Why You Should Not Rely on StatsD for Monitoring or Optimizing Response Time
In my blog post last week, I outlined the difficulties and importance of accurately measuring and reporting response times, as they are critical for ensuring customer happiness. This week, I will be taking a look (and a rant) at StatsD, a commonly used tool for systems monitoring.
As a brief refresher, measuring and collecting response times can result in a huge number of metrics. A system that sees 70k RPS (requests per second) generates over 4 million response time measurements every hour. Statistical analysis is required to visualize or summarize these measurements, which inherently introduces a measure of subjectivity. Depending on how the measurements are aggregated, they will give varying impressions of how well clients are being served.
Subjective statistical analysis is actually the best case scenario. Many performance reporting systems resort to simply throwing data away.

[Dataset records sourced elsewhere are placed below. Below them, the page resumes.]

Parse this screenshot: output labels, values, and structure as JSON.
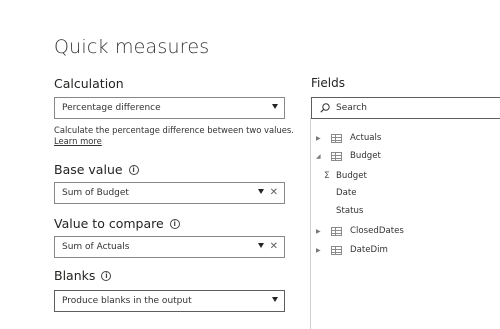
{
  "title": "Quick measures",
  "calculation": {
    "label": "Calculation",
    "selected": "Percentage difference",
    "description": "Calculate the percentage difference between two values.",
    "learn_more": "Learn more"
  },
  "base_value": {
    "label": "Base value",
    "value": "Sum of Budget"
  },
  "value_to_compare": {
    "label": "Value to compare",
    "value": "Sum of Actuals"
  },
  "blanks": {
    "label": "Blanks",
    "selected": "Produce blanks in the output"
  },
  "fields": {
    "title": "Fields",
    "search_placeholder": "Search",
    "tables": [
      {
        "name": "Actuals",
        "expanded": false
      },
      {
        "name": "Budget",
        "expanded": true,
        "children": [
          "Budget",
          "Date",
          "Status"
        ]
      },
      {
        "name": "ClosedDates",
        "expanded": false
      },
      {
        "name": "DateDim",
        "expanded": false
      }
    ]
  },
  "icons": {
    "info": "info-icon",
    "search": "search-icon",
    "table": "table-icon",
    "sigma": "sigma-icon",
    "close": "close-icon",
    "chevron": "chevron-down-icon"
  }
}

Take StatsD, for example. An application with proper StatsD implementation will report all user-defined response metrics to the StatsD server. The server will then aggregate them into “flush intervals” and only store the aggregate values. This is highly problematic.
When the aggregates are visualized, the aggregates themselves are aggregated, which usually destroys any meaning. A common usage is to plot the 50th percentile (or 95th) over time. While a plot like this would seem like it is showing a trend in what the 50% is, it isn’t. It is just a plot of what the 50% is for each flush interval. For example, let’s look at data in a flush intervals that is:
[5, 5, 50, 50]
[100, 100, 5, 5]
[200, 200, 300, 500, 800, 5, 5, 5, 5, 5]
This plot will be a straight line at 5 even though the system performance is clearly degrading. The only StatsD aggregate values that have any real meaning are max and min. They can be compared from one flush interval to the next and rolled up correctly.
To use StatsD appropriately, you must have a firm understanding of your applications failure modes, the nuance of response time aggregation, and the underlying StatsD data model. Even then, the visualization of response time data makes it easy to forget how much data StatsD is throwing away — most of the meaningful bad cases. For this reason, StatsD should only ever be used to show that a system is obviously failing, not to verify that it is working or as a starting point for optimizations.